Semula ada sekitar 300 importir bawang putih yang mengajukan RIPH. Namun, yang memenuhi persyaratan, terutama wajib tanam, hanya 140 importir.
Sejak tahun 2017, pemerintah mewajibkan importir bawang putih menanam bawang putih dengan produksi minimal sebanyak 5 persen dari volume permohonan RIPH per tahun. Hal itu diatur dalam Peraturan Menteri Pertanian (Permentan) Nomor 38 Tahun 2017 tentang RIPH. Regulasi itu kemudian disempurnakan dengan Permentan No 46/2019 tentang Pengembangan Komoditas Hortikultura Strategis yang mengatur syarat yang sama.
Prihasto juga mengatakan, volume impor bawang putih dalam RIPH yang telah diterbitkan melebihi kuota impor yang ditetapkan. Hal itu lantaran RIPH yang diajukan importir telah sesuai prosedur dan persyaratan.
Kuncinya justru pada pemberi persetujuan impor untuk mengatur penerbitan izin impor sesuai kuota yang ditentukan. Kementan hanya memberikan rekomendasi, persetujuan impornya bergantung pada instansi pemberi izin impor.
Selain itu, Prihasto juga menyangkal tidak ada pungutan liar dalam pemberian RIPH bawang putih. ”Jika Ombudsman memiliki informasi dan datanya, silakan saja laporkan ke penegak hukum,” katanya.
Pernyataan Prihasto itu terkait dengan hasil pemeriksaan sementara investigasi atas prakarsa mandiri Ombudsman RI terkait penerbitan RIPH dan wajib tanam bawang putih di lingkungan Kementan. Ombudsman mengidentifikasi ada empat permasalah yang berpotensi mengarah pada malaadministrasi.
Pertama, pada 2023, kuota impor bawang putih ditetapkan 560.000 ton, tetapi rekomendasi impornya mencapai 1,2 juta ton. Kedua, ada dugaan pungutan liar dalam pemberian RIPH bawang putih. Ketiga, dana biaya tanam bawang putih yang diberikan importir tidak sesuai kebutuhan petani. Keempat, ada ketidaksesuaian antara komitmen wajib tanam dan realisasi wajib tanam bawang putih.

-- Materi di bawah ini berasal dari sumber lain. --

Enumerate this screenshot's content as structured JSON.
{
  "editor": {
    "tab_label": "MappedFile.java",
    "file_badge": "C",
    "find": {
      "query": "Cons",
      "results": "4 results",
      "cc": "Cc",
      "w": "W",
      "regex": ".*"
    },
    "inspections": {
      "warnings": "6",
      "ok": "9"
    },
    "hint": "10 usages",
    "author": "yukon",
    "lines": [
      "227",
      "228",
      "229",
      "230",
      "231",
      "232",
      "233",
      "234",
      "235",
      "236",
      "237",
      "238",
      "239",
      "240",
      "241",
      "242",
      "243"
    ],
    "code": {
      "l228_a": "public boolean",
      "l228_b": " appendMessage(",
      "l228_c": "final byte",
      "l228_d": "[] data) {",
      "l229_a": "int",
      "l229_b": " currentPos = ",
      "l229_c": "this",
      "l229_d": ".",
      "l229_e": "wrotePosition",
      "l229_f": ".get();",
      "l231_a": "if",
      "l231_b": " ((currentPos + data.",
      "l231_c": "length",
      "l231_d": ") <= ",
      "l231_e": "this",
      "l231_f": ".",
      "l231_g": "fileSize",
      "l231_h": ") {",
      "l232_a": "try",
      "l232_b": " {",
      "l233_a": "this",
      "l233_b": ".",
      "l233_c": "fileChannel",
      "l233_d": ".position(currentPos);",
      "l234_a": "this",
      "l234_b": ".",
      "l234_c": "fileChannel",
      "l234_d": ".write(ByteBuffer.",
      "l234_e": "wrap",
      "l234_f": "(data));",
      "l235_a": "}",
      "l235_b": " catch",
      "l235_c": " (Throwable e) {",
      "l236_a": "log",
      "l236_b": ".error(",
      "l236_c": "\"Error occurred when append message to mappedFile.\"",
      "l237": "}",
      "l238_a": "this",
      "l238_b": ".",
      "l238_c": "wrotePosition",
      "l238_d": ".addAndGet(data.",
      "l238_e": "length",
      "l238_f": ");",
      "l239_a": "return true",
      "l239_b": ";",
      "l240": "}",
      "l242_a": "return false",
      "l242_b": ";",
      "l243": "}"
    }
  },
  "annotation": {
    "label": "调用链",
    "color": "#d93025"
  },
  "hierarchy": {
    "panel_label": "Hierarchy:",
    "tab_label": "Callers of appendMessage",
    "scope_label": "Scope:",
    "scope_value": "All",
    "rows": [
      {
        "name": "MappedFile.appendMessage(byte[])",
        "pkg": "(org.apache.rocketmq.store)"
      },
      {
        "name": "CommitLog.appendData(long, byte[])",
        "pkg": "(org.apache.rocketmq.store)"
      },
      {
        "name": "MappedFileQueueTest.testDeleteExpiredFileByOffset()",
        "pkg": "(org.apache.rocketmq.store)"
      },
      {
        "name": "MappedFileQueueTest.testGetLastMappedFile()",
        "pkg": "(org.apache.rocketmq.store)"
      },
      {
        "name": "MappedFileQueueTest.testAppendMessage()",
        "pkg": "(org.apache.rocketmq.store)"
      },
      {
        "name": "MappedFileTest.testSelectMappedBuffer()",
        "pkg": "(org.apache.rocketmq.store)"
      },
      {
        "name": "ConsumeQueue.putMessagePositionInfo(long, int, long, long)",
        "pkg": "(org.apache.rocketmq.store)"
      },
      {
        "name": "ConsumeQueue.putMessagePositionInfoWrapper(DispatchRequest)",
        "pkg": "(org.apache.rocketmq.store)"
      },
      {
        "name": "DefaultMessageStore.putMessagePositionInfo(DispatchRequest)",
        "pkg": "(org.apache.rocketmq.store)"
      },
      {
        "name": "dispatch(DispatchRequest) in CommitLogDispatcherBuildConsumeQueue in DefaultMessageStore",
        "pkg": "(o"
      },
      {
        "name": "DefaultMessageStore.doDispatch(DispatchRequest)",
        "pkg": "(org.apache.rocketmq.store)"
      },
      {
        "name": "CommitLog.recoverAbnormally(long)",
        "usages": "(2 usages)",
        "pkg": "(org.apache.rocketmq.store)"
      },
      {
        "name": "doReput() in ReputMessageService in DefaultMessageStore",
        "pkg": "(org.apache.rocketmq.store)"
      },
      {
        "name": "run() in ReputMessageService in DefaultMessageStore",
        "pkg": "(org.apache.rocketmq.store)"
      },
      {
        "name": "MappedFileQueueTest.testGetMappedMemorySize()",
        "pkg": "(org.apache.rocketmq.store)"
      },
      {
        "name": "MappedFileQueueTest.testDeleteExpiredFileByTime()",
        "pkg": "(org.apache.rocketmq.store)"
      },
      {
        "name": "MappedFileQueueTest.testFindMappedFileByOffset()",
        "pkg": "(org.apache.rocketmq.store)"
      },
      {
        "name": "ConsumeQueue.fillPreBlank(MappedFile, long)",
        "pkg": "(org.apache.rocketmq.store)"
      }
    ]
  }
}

Pada Senin lalu, Ombudsman juga memanggil Prihasto untuk melanjutkan hasil pemeriksaan sementara tersebut. Namun, Prihasto tidak memenuhi panggilan itu karena harus menggantikan Menteri Pertanian Andi Amran Sulaiman mengikuti pertemuan di Sekretariat Negara.
”Saya memang tidak hadir karena ada keperluan yang tidak bisa ditinggal. Sebelumnya, saya juga pernah memenuhi panggilan Ombudsman pada 7 November 2023. Itu pun membahas persoalan yang sama. Sudah saya jawab semua,” katanya.
Sementara itu, importir bawang putih dan juga anggota Perkumpulan Pengusaha Bawang dan Sayuran Umbi Indonesia (Pusbarindo), Jaya Sartika, Rabu (17/1/2024), mengaku, para importir bawang putih yang sudah terdaftar telah memenuhi kewajiban tanam bawang putih berbasis kemitraan dengan petani lokal. Wajib tanam yang diberikan bergantung dari RIPH Kementan.
”Biaya tanam per hektar per musim itu sekitar Rp 50 juta. Itu sudah kami penuhi melalui mitra kami. Itu pun berdasarkan perjanjian kerja sama berikut nama kelompok tani dan anggotanya, jumlah benih, luas tanam, dan titik koordinat lokasi tanam,” katanya.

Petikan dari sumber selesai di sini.